Dong Zhongshu and Philosophy:
In his reconciliation of Mencius' and Xun Xi's positions, Dong Zhongshu claims that both nature and nurture are required for goodness. This reconciliation rests on the claim that everything participates in a kind of dualism. Thus, humans have "both humanity and greed." Dong Zhongshu elaborates on this claim by drawing the distinction between a thing's potential and its actuality. Thus, he can agree with Mencius that humans have the potential for good (just as we have potential for evil). However, this potential is not sufficient to make a person actually good. Thus, he tends toward Xun Zi's views when he suggests that proper environment, influence and activity is also necessary to realize that potential.
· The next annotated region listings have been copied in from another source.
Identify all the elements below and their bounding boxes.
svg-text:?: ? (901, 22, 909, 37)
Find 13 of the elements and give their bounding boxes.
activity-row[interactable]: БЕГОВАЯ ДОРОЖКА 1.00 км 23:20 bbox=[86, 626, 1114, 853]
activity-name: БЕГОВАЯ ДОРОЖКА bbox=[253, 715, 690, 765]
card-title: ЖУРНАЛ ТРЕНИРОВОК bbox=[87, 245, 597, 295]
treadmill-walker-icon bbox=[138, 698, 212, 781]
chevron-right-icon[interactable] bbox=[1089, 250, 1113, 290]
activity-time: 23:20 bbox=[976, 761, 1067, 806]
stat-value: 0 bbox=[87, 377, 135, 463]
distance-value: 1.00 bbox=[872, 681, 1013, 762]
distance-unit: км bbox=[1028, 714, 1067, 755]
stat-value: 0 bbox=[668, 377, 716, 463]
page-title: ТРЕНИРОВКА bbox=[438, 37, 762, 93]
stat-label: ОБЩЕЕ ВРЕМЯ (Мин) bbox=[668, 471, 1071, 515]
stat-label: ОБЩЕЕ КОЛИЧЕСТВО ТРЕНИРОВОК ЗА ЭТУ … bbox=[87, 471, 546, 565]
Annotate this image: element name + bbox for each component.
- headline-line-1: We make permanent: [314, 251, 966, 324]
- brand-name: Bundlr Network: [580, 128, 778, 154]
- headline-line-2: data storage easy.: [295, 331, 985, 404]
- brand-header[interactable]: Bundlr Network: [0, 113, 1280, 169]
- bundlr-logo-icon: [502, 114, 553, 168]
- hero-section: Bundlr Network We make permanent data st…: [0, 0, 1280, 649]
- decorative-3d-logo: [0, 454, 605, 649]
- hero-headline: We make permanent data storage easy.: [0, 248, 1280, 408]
Again, note the lack of evidence or reason for his claims. Dong Zhongshu's claims about a universal dualism seem convincing at first glance, however, there is little evidence to suggest that there is any real dual nature to the universe. Indeed, why cannot the universe have numerous fundamental attributes? Furthermore, to reason from a dualistic aspect of the universe to a similar dualism in human nature seems to commit the fallacy of division--drawing a conclusion about a part based on aspects of the whole. Even though some of his discussion of potentiality and actuality parallels Aristotle's work, Dong Zhongshu's lacks the conceptual analysis and detailed argumentation that makes Aristotle's views so much more powerful than those of just another 'thinker.' Furthermore, the lack of argument and the reference to "heaven" gives this particular piece some amount of religious overtone.
Although, Dong Zhongshu says that humans are better than animals and should thus be evaluated according to different standards, there is little formal reasoning to connect this claim to his dualist view of human nature.